Der Name EOS war ein Geniestreich – auch, wenn wir gar nicht Bezug auf die Namensgeberin, die Göttin der Morgenröte, nehmen. Der große Vorteil des Namens ist aus meiner Sicht seine Neutralität. Wenn man „EOS“ hört, erweckt das keine Assoziationen, es entstehen keine Bilder. So haben wir die Chance, den Namen selbst zu prägen und uns klar von unseren Mitbewerbern abzuheben. Das gelingt auch, wie uns viele Kunden zurückspielen.
Für mich ist das stetige Wachstum der letzten zehn Jahre unser größter Erfolg. Wir werden international wahrgenommen. Wenn man in Europa über Finanzdienstleistungen spricht, spricht man auch über EOS. Das Label EOS ist eine Erfolgsstory. Durch die Einführung der Marke für die Gruppe konnten wir besser auf größere Kunden zugehen. Denn international gilt der Leitsatz: Big companies get big clients, small companies get small clients. Die Entwicklung der Marke EOS und der Werte, für die EOS steht, hat im großen Maße dazu beigetragen, die hohe Qualität der Arbeit der Einzelgesellschaften zu vermarkten.

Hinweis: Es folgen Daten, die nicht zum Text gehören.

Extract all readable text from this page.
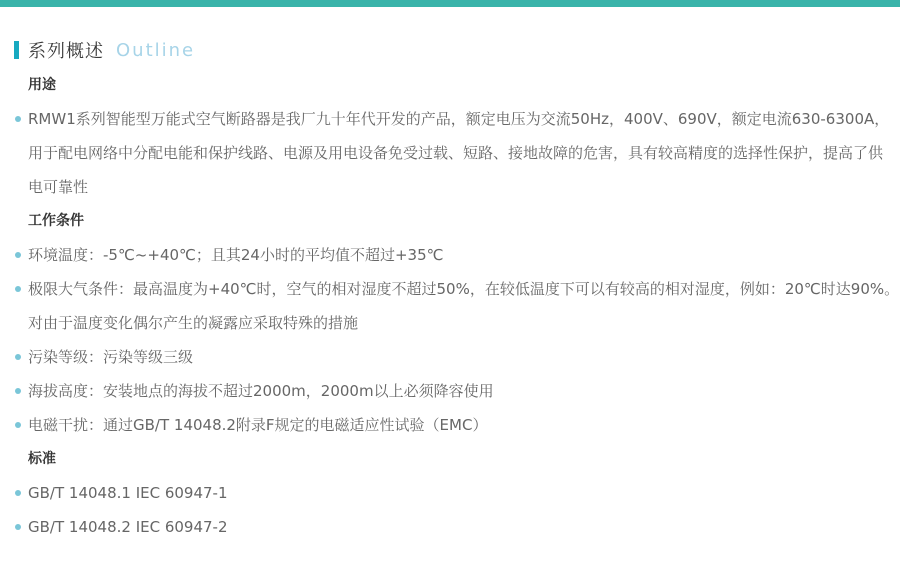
系列概述 Outline
用途
RMW1系列智能型万能式空气断路器是我厂九十年代开发的产品，额定电压为交流50Hz，400V、690V，额定电流630-6300A，
用于配电网络中分配电能和保护线路、电源及用电设备免受过载、短路、接地故障的危害，具有较高精度的选择性保护，提高了供
电可靠性
工作条件
环境温度：-5℃~+40℃；且其24小时的平均值不超过+35℃
极限大气条件：最高温度为+40℃时，空气的相对湿度不超过50%，在较低温度下可以有较高的相对湿度，例如：20℃时达90%。
对由于温度变化偶尔产生的凝露应采取特殊的措施
污染等级：污染等级三级
海拔高度：安装地点的海拔不超过2000m，2000m以上必须降容使用
电磁干扰：通过GB/T 14048.2附录F规定的电磁适应性试验（EMC）
标准
GB/T 14048.1 IEC 60947-1
GB/T 14048.2 IEC 60947-2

Stolz trifft es nicht ganz: Ein besonderer Gewinn ist für mich das Arbeiten im internationalen Kontext. Ich empfinde die Aufgabe, mit Menschen aus verschiedenen Kulturen zusammenzuarbeiten, als sehr bereichernd. Jede Kultur, jedes Land birgt individuelle Eigenarten, die man kennenlernen und akzeptieren muss. Ich bin davon überzeugt, dass die Gruppe aus kultureller Sicht von jeder Akquisition profitiert. Sei es, dass uns die Amerikaner nach dem Kauf von Collecto im Jahr 2001 eindringliche Vorträge über die Bedeutung des Vertriebes gehalten haben. Oder sei es, dass wir von den Osteuropäern der KSI und der Matrix Gruppe einiges über Flexibilität und über den Umgang mit Veränderungen lernen konnten. Insofern ist die Rolle, die mir zuteil wurde, nämlich EOS zu entwickeln, auch für mich ganz persönlich ein Glücksfall.